Figure 1 is an explanatory diagram of the printed matter inspection device installed on an offset rotary press, Figure 2 is an explanatory diagram of the input device of the printed matter inspection device inputting the design of the printed matter, and Figure 3 is the printed matter FIG. 4 is an explanatory diagram of the schematic configuration of the input device I of the inspection device, and FIG. 4 is a block diagram schematically showing the entire printed matter inspection device. (1)...Printing paper (2)...Printing unit (3)...Final printing unit (4)...Blanket cylinder (5)...Plate cylinder αQ...Rotary offset press (20 )...Illumination light (
3o)...ρ→me,・φ)f-4 encoder ゛-(1
00), (Punishment/input device (300)... Inspection device (101), (103), (104),
(105), (106)...Lens (111)
, (112), (113)... Dichroic mirror (121)... Array sensor (R) (122
)...Arayse/su (G) (123)...Array sensor (B) (130)...Aleise/su controller (3
01), (302), (303)... Comparator (
304), (320)...Failure detector (33
0)...Defective indicator (340)...Timing controller Patent applicant Toppan Printing Co., Ltd. Figure 1 Figure 3 100: 1:

Claims (1)

[Claims] (1) A device for inspecting printed matter on a printing press, which includes means for illuminating two sets of printed matter and inputting image information of the patterns on the printed matter, a means for converting the image information into electrical signals, and a means for inspecting repeated patterns on the printed matter.
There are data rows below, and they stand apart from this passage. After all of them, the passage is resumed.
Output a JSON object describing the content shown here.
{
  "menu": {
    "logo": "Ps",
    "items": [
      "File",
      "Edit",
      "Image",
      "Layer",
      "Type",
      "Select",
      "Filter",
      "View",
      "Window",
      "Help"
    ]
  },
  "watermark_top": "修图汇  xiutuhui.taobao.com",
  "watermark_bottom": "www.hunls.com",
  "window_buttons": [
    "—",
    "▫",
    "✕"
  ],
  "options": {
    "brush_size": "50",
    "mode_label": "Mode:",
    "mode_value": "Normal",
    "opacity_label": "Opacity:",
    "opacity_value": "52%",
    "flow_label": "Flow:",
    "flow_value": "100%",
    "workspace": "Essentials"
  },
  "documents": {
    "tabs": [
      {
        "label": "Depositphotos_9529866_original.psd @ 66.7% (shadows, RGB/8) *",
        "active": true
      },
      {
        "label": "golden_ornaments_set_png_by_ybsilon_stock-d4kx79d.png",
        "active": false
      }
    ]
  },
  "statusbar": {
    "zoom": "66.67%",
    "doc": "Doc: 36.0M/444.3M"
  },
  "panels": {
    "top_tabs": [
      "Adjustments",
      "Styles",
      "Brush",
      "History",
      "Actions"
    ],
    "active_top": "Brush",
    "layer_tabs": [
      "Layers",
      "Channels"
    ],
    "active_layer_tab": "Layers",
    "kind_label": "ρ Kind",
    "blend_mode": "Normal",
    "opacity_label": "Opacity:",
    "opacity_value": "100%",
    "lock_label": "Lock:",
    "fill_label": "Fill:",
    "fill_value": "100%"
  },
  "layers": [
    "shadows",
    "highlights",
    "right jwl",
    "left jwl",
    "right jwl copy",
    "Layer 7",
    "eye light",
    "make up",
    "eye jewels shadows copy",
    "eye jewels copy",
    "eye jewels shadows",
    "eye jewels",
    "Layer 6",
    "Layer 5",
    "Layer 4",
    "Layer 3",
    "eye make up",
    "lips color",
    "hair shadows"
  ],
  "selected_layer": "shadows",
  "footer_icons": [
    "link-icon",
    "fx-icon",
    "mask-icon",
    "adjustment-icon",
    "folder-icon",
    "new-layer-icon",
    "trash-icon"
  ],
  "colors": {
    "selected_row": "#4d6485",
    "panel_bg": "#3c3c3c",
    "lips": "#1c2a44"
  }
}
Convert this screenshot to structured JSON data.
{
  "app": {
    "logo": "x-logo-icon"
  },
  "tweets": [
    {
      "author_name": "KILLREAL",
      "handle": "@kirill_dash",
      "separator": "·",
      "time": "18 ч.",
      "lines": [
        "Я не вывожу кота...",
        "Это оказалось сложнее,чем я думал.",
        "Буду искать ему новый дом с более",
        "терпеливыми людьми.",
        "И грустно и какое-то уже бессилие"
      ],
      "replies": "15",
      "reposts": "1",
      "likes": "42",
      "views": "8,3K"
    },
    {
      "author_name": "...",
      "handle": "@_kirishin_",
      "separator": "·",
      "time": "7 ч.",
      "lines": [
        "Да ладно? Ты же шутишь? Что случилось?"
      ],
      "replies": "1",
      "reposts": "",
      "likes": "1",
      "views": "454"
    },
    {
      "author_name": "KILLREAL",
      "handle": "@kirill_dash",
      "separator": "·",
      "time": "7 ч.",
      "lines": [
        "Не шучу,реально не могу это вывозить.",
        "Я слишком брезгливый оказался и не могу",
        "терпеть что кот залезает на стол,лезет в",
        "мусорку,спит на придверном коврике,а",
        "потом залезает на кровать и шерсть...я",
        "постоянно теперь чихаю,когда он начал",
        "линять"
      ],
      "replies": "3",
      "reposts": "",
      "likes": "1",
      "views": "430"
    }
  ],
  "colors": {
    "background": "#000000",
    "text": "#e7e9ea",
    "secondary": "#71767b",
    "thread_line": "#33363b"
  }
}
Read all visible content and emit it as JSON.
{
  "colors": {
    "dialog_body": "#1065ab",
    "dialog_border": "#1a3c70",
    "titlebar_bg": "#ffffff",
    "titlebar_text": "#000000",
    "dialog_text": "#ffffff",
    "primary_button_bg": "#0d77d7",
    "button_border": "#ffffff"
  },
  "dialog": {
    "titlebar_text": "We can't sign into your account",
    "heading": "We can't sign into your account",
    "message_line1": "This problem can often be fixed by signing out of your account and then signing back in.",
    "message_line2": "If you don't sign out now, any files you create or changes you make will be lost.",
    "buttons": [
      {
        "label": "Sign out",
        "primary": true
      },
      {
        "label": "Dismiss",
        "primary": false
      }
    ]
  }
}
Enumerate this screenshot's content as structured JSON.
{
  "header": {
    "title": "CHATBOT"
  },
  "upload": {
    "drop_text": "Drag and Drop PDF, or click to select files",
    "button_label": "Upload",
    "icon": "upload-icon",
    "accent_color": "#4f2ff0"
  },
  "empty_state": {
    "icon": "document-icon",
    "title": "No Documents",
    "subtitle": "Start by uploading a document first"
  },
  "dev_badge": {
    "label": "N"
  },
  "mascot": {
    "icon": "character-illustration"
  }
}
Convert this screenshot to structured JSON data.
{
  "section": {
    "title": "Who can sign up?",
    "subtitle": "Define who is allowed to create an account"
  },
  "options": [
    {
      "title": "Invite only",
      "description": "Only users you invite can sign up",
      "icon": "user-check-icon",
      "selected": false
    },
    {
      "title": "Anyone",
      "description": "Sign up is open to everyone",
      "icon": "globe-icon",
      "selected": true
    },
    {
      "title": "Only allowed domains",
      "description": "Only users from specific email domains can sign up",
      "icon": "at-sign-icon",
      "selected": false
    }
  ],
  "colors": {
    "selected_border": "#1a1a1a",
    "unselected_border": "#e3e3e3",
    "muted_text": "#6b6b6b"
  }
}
A mark comprising means for detecting a printing defect by comparing two pieces of corresponding image information, and means for detecting a printing defect by comparing a characteristic parameter of one image information with its reference value. Since the patterns are printed repeatedly, the comparison is made by simultaneously inputting two separate patterns from printed matter, comparing the corresponding two pattern information, and detecting the presence or absence of defective printed matter based on the presence or absence of a difference. A relative comparison that compares printable patterns and a simple absolute comparison that compares the characteristic parameters of the pattern information with a standard, which is characterized by the ability to inspect printed materials without installing a storage device for pattern information that serves as a standard. A printed matter inspection device is characterized by being able to detect printing defects in which the tone of a pattern changes gradually but significantly over time, which cannot be detected by relative comparison.